🤖 AI Summary
This work addresses the lack of a unified analytical framework for retrieval and reasoning pipelines in multi-hop question answering, which has hindered systematic comparison across methods. We propose, for the first time, a four-axis design framework that treats the execution process as the fundamental unit of analysis, encompassing execution plans, index structures, control strategies, and termination criteria. Through a comprehensive literature review and ablation studies, we structurally map prominent approaches—including RAG and agent-based systems—onto this framework using benchmarks such as HotpotQA, revealing consistent trade-offs among effectiveness, efficiency, and evidence faithfulness. Our framework systematically organizes existing design choices, identifies reproducible empirical trends, and highlights key challenges, including structure-aware planning and transferable control strategies.
📝 Abstract
Multi-hop question answering (QA) requires systems to iteratively retrieve evidence and reason across multiple hops.
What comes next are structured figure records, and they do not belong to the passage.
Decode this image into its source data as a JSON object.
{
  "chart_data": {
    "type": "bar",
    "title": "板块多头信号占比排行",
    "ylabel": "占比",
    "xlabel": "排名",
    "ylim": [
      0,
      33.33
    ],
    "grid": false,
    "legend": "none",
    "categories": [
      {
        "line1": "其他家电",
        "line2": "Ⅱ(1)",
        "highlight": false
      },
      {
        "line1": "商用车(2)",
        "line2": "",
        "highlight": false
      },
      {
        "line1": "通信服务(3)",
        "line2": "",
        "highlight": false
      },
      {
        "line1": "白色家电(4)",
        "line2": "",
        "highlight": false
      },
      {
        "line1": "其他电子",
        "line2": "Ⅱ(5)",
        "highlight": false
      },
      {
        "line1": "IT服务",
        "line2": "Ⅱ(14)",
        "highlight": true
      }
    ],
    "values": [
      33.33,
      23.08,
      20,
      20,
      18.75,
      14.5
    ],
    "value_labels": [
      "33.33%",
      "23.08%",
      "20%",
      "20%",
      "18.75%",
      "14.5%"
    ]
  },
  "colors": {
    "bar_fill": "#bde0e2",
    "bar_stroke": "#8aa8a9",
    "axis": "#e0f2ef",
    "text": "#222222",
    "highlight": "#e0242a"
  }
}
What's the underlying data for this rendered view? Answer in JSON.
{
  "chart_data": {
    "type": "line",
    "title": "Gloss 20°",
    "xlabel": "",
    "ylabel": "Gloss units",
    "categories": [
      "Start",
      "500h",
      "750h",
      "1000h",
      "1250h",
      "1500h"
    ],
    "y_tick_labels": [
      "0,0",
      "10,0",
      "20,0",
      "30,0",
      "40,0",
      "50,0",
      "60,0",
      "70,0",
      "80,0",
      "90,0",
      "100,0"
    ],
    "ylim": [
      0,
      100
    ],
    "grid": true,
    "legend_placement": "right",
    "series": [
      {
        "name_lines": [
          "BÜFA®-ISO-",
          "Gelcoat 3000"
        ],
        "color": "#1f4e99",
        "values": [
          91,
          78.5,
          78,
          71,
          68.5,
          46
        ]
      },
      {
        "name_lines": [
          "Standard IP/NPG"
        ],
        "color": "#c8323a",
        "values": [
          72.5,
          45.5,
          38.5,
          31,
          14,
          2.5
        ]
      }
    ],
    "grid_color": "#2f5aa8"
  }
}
While recent RAG and agentic methods report strong results, the underlying retrieval--reasoning \emph{process} is often left implicit, making procedural choices hard to compare across model families. This survey takes the execution procedure as the unit of analysis and introduces a four-axis framework covering (A) overall execution plan, (B) index structure, (C) next-step control (strategies and triggers), and (D) stop/continue criteria. Using this schema, we map representative multi-hop QA systems and synthesize reported ablations and tendencies on standard benchmarks (e.g., HotpotQA, 2WikiMultiHopQA, MuSiQue), highlighting recurring trade-offs among effectiveness, efficiency, and evidence faithfulness. We conclude with open challenges for retrieval--reasoning agents, including structure-aware planning, transferable control policies, and robust stopping under distribution shift.